Les extraits ci-dessus tirés des écrits bahá'ís et dont aucun n'est plus récent que les premières années de ce siecle, illustrent la conception bahá'íe des origines du monde naturel et de la place qu'y occupe l'homme. Le thème sous-jacent des corrélations entre toutes choses fournit un fondement naturel aux intérêts et actions en matière de préservation de la nature. Le fait que l'homme puisse interférer et contrôler la nature lui donne également la responsabilité de la maîtriser avec sagesse. Cependant, les problèmes de préservation de la nature ne proviennent pas d'un manque de compréhension scientifique, ils résultent en grande partie de problèmes sociaux ou structuraux de la société actuelle. La foi bahá'íe offre des perspectives sociales qui sont tout aussi importantes pour le problème de la protection de la nature.

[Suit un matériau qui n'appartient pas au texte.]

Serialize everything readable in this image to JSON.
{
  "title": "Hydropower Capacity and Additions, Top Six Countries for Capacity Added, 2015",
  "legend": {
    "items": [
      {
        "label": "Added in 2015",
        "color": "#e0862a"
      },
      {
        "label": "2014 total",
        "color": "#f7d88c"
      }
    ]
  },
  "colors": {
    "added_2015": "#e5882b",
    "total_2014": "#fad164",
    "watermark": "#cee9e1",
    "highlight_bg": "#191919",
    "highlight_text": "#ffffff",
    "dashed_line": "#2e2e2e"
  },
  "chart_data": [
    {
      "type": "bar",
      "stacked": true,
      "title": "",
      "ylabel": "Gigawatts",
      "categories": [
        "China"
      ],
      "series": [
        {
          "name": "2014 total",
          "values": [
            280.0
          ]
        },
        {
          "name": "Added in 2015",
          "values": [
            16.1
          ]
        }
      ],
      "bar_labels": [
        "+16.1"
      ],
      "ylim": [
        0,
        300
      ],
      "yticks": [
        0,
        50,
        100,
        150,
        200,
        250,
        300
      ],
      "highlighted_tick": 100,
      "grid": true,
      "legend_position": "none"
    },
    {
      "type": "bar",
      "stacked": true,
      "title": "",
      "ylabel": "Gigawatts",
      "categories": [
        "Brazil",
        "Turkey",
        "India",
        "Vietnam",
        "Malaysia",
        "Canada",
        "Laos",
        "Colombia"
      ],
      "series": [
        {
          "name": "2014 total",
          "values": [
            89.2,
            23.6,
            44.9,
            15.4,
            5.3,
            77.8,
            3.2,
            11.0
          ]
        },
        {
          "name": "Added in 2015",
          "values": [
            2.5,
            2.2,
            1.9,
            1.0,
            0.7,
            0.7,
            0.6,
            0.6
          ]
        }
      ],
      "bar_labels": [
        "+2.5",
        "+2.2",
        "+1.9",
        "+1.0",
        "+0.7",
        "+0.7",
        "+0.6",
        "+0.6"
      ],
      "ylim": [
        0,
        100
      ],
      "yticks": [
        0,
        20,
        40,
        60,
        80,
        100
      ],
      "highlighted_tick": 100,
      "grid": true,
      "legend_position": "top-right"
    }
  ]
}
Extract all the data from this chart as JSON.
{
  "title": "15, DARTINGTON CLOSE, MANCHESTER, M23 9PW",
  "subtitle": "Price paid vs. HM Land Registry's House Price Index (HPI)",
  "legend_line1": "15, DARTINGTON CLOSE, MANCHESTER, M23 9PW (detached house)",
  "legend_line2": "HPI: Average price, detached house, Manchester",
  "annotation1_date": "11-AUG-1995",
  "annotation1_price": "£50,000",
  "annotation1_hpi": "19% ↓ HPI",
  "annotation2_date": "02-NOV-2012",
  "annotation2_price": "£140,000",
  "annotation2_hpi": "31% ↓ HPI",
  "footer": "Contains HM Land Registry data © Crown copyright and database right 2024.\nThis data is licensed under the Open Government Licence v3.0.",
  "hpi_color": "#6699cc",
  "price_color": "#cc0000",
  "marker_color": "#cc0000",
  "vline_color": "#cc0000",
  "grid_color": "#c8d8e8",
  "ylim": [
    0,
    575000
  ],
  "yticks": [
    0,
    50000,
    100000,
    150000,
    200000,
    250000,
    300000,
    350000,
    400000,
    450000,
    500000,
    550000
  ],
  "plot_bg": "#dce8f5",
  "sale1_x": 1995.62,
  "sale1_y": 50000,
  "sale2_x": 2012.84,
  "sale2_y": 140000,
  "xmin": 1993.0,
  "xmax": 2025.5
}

Une civilisation en perpétuel progrès
La foi bahá'íe declare: "Tous les hommes ont été créés pour travailler à l'établissement et à l'amélioration croissante de la civilisation"(20). Cependant, la forme que prend ce progrès est sujette à discussion. A cette époque où la technologie a unifié physiquement tous les peuples du monde et où l'unité de la biosphère est reconnue, des mesures doivent être prises afin de réaliser une unité sociale et politique correspondante.
Les injustices qui maintiennent des extrêmes de richesse et de pauvreté et qui conduisent les pauvres à détruire leurs ressources doivent être éliminées par une "alliance d'éléments spirituels, moraux et pratiques"(21).
L'instruction universelle permettrait aux masses des peuples de comprendre et modifier leurs comportements. En même temps, la consommation immodérée de ressources par les riches doit être contrôlée.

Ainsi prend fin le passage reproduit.